Sevgili Wattpad kaydettiğim onca şeyi hata vermesi sebebiyle sildiği için her şeyi en baştan tekrar yazmak zorunda kaldım. Ufak hatalarım olduysa kusura bakmayın lütfen, teşekkürleeer. Sanada teşekkürler Wattpad...
Heyecanla yanıma gelen Sonia'nın dediklerinden tek kelime bile anlamadığım halde anlıyormuş gibi yaparak gülümseyip başımı salladım. Büyük ihtimalle yine Stiles ve arkadaşları hakkında bir şey söylüyordur diye düşünüyordum ki Brett sinsice gülümseyerek yanımıza gelmişti.

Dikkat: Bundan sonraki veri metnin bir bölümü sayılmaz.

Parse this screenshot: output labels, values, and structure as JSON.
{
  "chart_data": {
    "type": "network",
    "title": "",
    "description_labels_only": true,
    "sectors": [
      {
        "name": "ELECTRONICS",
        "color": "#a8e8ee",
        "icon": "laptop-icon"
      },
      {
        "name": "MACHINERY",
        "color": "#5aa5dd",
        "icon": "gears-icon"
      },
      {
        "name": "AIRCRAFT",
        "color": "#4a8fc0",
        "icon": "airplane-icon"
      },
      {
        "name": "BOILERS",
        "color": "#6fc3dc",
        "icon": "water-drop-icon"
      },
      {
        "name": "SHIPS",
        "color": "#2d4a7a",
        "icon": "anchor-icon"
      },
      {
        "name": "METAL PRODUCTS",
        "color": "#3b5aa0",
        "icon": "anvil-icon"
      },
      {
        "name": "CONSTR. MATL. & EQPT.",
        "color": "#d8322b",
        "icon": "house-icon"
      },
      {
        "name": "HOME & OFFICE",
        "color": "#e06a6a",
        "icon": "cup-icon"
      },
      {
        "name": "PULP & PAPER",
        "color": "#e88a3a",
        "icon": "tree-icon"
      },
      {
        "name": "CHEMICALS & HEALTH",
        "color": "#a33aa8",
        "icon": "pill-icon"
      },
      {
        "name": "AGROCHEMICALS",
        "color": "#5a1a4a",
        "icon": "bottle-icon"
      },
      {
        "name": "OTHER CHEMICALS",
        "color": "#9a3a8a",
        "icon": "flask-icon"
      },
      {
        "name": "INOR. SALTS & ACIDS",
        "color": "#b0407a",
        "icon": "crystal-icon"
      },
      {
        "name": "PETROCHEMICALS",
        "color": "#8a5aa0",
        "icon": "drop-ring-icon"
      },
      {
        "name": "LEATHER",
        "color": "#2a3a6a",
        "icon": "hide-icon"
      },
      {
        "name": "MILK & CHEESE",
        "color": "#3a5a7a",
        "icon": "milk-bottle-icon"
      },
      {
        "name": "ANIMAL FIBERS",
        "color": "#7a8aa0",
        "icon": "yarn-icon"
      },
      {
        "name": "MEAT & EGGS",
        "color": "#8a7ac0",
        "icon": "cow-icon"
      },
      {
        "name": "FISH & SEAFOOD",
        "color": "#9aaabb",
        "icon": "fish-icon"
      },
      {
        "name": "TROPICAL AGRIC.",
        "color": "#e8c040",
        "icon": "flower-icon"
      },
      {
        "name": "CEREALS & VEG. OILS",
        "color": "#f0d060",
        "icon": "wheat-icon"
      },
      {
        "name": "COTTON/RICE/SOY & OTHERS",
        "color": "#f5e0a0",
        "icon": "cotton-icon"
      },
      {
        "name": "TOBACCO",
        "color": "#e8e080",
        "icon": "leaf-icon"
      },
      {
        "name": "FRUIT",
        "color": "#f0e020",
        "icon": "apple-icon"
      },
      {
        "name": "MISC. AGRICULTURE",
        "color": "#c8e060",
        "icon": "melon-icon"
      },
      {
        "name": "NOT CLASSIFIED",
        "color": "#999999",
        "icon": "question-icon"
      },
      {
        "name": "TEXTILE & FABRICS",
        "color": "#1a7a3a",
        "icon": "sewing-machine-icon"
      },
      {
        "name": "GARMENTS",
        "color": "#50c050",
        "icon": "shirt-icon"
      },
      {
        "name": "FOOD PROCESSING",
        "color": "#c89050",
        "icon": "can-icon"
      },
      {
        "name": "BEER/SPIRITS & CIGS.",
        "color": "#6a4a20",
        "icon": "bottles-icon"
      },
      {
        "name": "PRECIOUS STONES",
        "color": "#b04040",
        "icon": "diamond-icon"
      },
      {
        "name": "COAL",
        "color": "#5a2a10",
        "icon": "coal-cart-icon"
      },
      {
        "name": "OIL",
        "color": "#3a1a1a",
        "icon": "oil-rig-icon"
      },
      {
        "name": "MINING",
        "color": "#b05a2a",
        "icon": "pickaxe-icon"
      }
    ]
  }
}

"Sonia yeni insanlar göreceğin için baya heyecanlısın anlaşılan."
Gözlerimi devirip Brett'e baktım. Yeni insanlar diye iğnelediği kişiler büyük ihtimalle Beacon Hills Lisesinin lacrosse takımıydı.
Sonia "Beş takım kolay kolay bir arada görülmüyor Brett." diye burun kıvırınca şaşkınca kafamı kapıdan uzatıp sahaya baktım.
Sonia'nın bu kadar heyecanlanmasına neden olan şey bizimkiler değil koskoca beş lacrosse takımının tamamının şuan bizim sahada olmasıymış. İşte şimdi okullar arası savaş neymiş göreceğiz.
Sonia, beni kolumdan tutup sahaya doğru sürüklerken bu okulların arasında Beacon Hills'in olmaması için dua etmeye başladım.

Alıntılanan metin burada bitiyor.